2020年8月27日 21:40:00go评论136阅读模式

英文:

How I receive the last windowed Kafka message in a windowedBy+aggregate when producer stops to send messages in Java/Spring?

问题

就像标题中说的，我想在生产者停止发送消息时接收最后的windowedBy消息。目前我正在手动处理，但首先，简要描述一下：

我有一个从文件中读取行的Kafka生产者（每行是不同的JSON），每读取一行就会以500毫秒的时间间隔发送到Kafka。我只有120行（或JSON）。

我有一个消费者消费生产者发送的所有JSON。代码如下：

final KStream<String, Aggregate> transactions = builder.stream(kafkaProperties.getTopic(), Consumed.with(Serdes.String(), aggregateSerde));

// Topology
transactions
    .groupBy(this::groupedByTimeStampAndProtocolName)
    .windowedBy(TimeWindows
        .of(Duration.ofSeconds(10))
        .grace(Duration.ofMillis(0)))
    .aggregate(
        tool::emptyAggregate,
        this::processNewRecord, //new TransactionAggregator(),
        Materialized.<String, Aggregate, WindowStore<Bytes, byte[]>>as(TRANSACTION_AGGREGATE)
            .withKeySerde(Serdes.String())
            .withValueSerde(aggregateSerde)
    )
    .suppress(Suppressed.untilWindowCloses(Suppressed.BufferConfig.unbounded()))
    .toStream()
    .foreach(sendAggregatesToCassandra);

我有预期的功能，也就是说，它接收所有记录，但是要接收最后的窗口化消息，我必须手动发送记录。

关于这个问题有两个问题：

有没有办法自动处理最后一个窗口？当生产者发送最后一条记录（第120个JSON）时，生产者将不再发送更多记录。我是否应该等待一段时间或其他方式都可以。
我已经看到我必须发送3条记录来处理最后一个窗口。我不太清楚为什么必须发送3条记录（如果发送的记录少于3条，最后一个窗口不会被完全消费）。是否有办法只发送一条记录？更改缓冲区？更改某些属性？

我正在使用使用Spring的Kafka Streams，在JDK 11中工作，并且我正在使用Docker化的Kafka：

confluentinc/cp-kafka:5.5.1
zookeeper:3.4.14
Kafka版本：

<version.kafka>2.5.0</version.kafka>

<dependency>
    <groupId>org.apache.kafka</groupId>
    <artifactId>kafka-streams</artifactId>
    <version>${version.kafka}</version>
</dependency>

<dependency>
    <groupId>org.apache.kafka</groupId>
    <artifactId>kafka-clients</artifactId>
    <version>${version.kafka}</version>
</dependency>

在消费Kafka时使用的属性为：

props.put(StreamsConfig.BOOTSTRAP_SERVERS_CONFIG, "127.0.0.1:9092");
props.put(StreamsConfig.APPLICATION_ID_CONFIG, kafkaProperties.getAppId() + Constants.APP_ID);
props.put(StreamsConfig.DEFAULT_VALUE_SERDE_CLASS_CONFIG, Serdes.Bytes().getClass());
props.put(StreamsConfig.DEFAULT_KEY_SERDE_CLASS_CONFIG, Serdes.String().getClass());
props.put(StreamsConfig.DEFAULT_TIMESTAMP_EXTRACTOR_CLASS_CONFIG, WallclockTimestampExtractor.class);

在生产者端：

properties.put(ProducerConfig.BOOTSTRAP_SERVERS_CONFIG, "127.0.0.1:9092");
properties.put(ProducerConfig.KEY_SERIALIZER_CLASS_CONFIG, StringSerializer.class.getName());
properties.put(ProducerConfig.VALUE_SERIALIZER_CLASS_CONFIG, StringSerializer.class.getName());
properties.put(ProducerConfig.ACKS_CONFIG, "all");

请问，你能帮助我吗？

英文:

Like I say in the title I want to receive the last windowedBy messages when the producer stops to send menssages. At the moment I am doing it manually, but first of all, a little description.

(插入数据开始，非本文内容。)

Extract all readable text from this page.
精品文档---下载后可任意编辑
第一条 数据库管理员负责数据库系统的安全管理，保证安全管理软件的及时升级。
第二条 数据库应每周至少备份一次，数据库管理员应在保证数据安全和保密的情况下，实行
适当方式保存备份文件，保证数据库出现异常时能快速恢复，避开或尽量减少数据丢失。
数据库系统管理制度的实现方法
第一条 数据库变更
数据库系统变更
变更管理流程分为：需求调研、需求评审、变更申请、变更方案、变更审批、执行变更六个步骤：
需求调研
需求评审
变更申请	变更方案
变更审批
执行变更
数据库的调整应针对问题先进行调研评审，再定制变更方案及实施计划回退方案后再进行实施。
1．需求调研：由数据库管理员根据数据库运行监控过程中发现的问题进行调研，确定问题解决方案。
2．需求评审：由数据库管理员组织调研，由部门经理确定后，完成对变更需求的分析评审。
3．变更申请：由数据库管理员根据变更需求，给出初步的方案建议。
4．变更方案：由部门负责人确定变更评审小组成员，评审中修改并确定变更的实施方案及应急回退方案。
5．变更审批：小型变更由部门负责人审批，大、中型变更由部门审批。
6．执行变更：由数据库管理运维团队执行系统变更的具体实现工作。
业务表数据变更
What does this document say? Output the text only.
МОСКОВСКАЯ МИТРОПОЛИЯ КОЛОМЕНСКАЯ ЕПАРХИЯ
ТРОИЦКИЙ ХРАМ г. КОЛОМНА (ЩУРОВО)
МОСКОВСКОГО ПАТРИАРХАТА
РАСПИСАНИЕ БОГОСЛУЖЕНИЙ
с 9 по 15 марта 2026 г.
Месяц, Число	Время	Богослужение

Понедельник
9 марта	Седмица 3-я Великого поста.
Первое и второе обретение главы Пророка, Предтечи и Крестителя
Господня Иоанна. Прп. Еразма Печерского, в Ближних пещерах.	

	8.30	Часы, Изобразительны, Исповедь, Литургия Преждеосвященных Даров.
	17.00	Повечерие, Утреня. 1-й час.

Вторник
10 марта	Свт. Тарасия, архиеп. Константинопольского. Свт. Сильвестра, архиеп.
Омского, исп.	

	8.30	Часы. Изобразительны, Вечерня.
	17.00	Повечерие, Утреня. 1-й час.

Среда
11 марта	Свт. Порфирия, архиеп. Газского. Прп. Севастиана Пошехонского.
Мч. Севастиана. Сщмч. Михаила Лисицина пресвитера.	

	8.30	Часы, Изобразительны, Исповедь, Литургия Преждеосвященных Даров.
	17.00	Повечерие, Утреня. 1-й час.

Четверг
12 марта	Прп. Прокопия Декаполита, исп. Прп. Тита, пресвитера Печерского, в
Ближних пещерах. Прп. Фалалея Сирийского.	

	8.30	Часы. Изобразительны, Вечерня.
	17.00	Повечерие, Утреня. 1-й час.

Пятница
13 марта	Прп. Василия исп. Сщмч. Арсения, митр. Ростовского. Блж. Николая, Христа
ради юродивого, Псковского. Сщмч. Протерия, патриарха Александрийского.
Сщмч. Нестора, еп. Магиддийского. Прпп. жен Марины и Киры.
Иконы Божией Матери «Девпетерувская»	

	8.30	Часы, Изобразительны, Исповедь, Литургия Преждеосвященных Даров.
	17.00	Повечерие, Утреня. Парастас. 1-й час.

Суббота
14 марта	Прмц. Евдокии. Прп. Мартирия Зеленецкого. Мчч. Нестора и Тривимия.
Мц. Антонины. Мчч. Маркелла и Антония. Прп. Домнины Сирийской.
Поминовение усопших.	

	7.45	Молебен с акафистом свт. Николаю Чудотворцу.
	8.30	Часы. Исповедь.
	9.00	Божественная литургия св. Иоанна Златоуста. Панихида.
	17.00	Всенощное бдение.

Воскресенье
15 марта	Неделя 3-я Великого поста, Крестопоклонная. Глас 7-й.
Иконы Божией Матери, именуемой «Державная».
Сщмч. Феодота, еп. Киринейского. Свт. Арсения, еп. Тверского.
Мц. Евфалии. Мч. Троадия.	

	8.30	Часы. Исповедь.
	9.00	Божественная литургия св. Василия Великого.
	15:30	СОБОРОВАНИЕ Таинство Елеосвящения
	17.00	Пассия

I have a Kafka producer that is reading lines from a file (every line is a different jSon) every read line is send to Kafka with a difference of 500 ms time period. I have only 120 lines (or jSons).

I have a consumer that consumes all the jSons sent by the producer. The code:

  final KStream&lt;String, Aggregate&gt; transactions = builder.stream(kafkaProperties.getTopic(), Consumed.with(Serdes.String(), aggregateSerde));

  // Topology
  transactions
        .groupBy(this::groupedByTimeStampAndProtocolName)
        .windowedBy( TimeWindows
                .of( Duration.ofSeconds( 10 ))
                .grace( Duration.ofMillis( 0 )))
        .aggregate(
                tool::emptyAggregate,
                this::processNewRecord, //new TransactionAggregator(),
                Materialized.&lt;String, Aggregate, WindowStore&lt;Bytes, byte[]&gt;&gt;as(TRANSACTION_AGGREGATE)
                        .withKeySerde(Serdes.String())
                        .withValueSerde(aggregateSerde)
        )
        .suppress(Suppressed.untilWindowCloses(Suppressed.BufferConfig.unbounded()))
        .toStream()
        .foreach(sendAggregatesToCassandra);

I have the expected functionality, I mean, it receives all the records but to receive the last windowed messages I must to send manually records.

Two questions about this:

Is there any way to auto process the last window? When the producer sends the last record (the 120th jSon) the producer won't send more records anymore. It doesn't matter if I should wait time or whatever.
I have saw that I must send 3 records to process the last window. It isn't clear for me why I must send 3 records (if I send < 3 records the last window isn't consumed completely). Is there any way to only send one record? Change the buffer? Change some property?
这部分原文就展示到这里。